1. Factual Conditionals
When speakers present an action or state in factual conditional terms, they are stating that they accept that action or state as reality;
12. If you heat ice, it melts.
13. If Andrea cooks, I wash up.
14. If it’s ten o’clock already, then I’m late.
1.1. General Truths
In #12, the melting of the ice is presented as a consequence of heating it - on every occasion that it is heated. This is a consequence independent of time; it is a general truth based on physical law and this construction is frequently used in scientific writing. In practice, the meaning is similar to utterances using when or whenever:
12a. When[ever] you heat ice, it melts.
In factual conditionals that are general truths, we normally use a present tense in both clauses; it is the natural tense for general time. It is possible however to use modals; will, for example, adds the idea of absolute certainty. Note that in 12b, below, we are presenting a general truth, not a future possibility:
12b. If you heat ice, it will melt.
Other tenses and aspects of the verb, as well as modals, are also possible in either clause in the appropriate situation:
15 If water has been boiled for twenty minutes, it is completely sterile.
16. If the metal snaps, it has been subjected to extreme stress.
17.If a dog is wagging its tail, it’s happy
18. If you can speak Swedish, you can understand Danish.
1.2. Habitual Acts
In #13, above, If Andrea cooks, I wash up, the speaker’s washing up and the consequence of Andrea’s cooking are presented as habitual acts. As with general truths, the meaning is similar to utterances using when or whenever. However, unlike general truths, which are not limited in time, habitual acts can be limited in time, and a wide range of tenses and modals is possible, for example:
13a. If Andrea cooked, I washed up. (In the past)

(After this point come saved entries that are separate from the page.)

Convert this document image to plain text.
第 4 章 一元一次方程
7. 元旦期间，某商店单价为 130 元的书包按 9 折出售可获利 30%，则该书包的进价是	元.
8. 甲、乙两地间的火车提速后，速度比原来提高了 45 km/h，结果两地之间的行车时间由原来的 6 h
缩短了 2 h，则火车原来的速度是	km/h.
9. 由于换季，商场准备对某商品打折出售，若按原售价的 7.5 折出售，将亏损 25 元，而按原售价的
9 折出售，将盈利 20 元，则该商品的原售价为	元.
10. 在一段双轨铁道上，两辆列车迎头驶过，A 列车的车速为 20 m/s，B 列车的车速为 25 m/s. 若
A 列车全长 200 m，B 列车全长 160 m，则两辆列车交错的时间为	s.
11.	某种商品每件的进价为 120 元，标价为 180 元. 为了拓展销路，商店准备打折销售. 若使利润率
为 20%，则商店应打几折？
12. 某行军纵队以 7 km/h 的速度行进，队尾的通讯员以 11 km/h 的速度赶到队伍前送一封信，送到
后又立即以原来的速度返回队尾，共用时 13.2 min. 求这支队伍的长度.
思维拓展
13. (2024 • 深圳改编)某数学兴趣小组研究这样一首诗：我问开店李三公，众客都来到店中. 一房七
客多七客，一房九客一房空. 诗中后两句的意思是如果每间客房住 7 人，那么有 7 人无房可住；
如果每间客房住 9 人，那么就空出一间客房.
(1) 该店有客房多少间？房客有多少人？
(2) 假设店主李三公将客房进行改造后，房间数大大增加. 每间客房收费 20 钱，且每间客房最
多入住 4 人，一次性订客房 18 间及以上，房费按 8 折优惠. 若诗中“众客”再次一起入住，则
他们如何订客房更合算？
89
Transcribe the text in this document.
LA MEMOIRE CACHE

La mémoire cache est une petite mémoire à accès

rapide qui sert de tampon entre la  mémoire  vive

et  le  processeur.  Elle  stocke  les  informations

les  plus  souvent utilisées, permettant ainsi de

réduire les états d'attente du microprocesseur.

19. If Carol is working in the garden, Peter often goes down to the pub. (generally)
13b. If Andrea cooks, I will wash up. (Generally)
Note that in #13a, the words may be roughly paraphrased as: On those occasions when Andrea cooks, I am willing to wash up. (The implication is that on those occasionswhen she does not cook, I am not willing to wash up.) In a different context, the words could refer to a future possibility: either Andrea will cook, or she won’t; (The implication is that in the second case I will not wash up.
Similarly, the setting of the situation in #13b, below, in the past can result in a sentence that has the same form as a hypothetical conditional (referring to future time) or counterfactual conditional (referring to the general present):
13c. If Andrea cooked, I would wash up.
1.3. Accepted Truths
In examples #12, If you heat ice, it melts, a general truth, and #13 If Andrea cooks, I wash up, a habitual act, the IF-clause action/state reported by the speaker was known before the reporting. In #14, If it’s ten o’clock already, then I’m late,the situation is different: the situation was unknown to the speaker until moments before the utterance. Indeed, such utterances are frequently preceded by another speaker providing the knowledge; in #14, it would be the other speaker saying, “It’s ten o’clock”. In the subsequent conditional, if conveys a similar meaning to given that, accepting that. The whole conditional clause is sometimes replaced by some other expression with if: if [that is] so, if that is the case; or without if: that being so, in that case. A range of tenses and modals is possible:
20. [Speaker A: I have finished.]
Speaker B: You can go home if you have finished.
21. [Speaker A: Sue is working on the computer.]
Speaker B: If Sue is working on the computer, John, go to the library.
22.[Speaker A: The Lattins will drive you to the airport]
Speaker B: If the Lattins will drive me to the airport, I’ll be able to leave later.
23. [Speaker A: John got a first at Oxford.]
Speaker B: If he did that, he worked really hard.
A speaker can, by intonation, indicate disbelief in the accepted condition, but the form is unchanged:
23. (Speaker A: The last candidate says he is a major in the reserves.)
Speaker B: If he’s a major, then I’m a field marshal. Who does he think he’s fooling?
In many of these examples, the main [consequent] clause implies a reality, but it can also carry other overtones, often suggested by a modal:
21a. (Speaker A: Sue is working on her computer.)
Speaker B: If Sue is working on her computer, she must be completing her assignment. (Logical deduction about present activity)
23a. (Speaker A: John got a first at Oxford.)
Speaker B: If he did that, he must have worked really hard. (Logical deduction about earlier activity)
23b. (Speaker A: John got a first at Oxford.)
Speaker B: If he did that, he is going to have his choice of good jobs. (Present evidence of future action/state)
In these Factual Conditionals, the wide possible range of tense- and modal-use is more helpful than confusing for learners. Provided you understand how tenses are used, you can say what you wish to; you are not constrained by arbitrary rules about ‘sequence of tenses’. The only ‘rule’ is self-evident: when we speak about factual situations, we can use a tense form to distance in time, but not to distance in reality.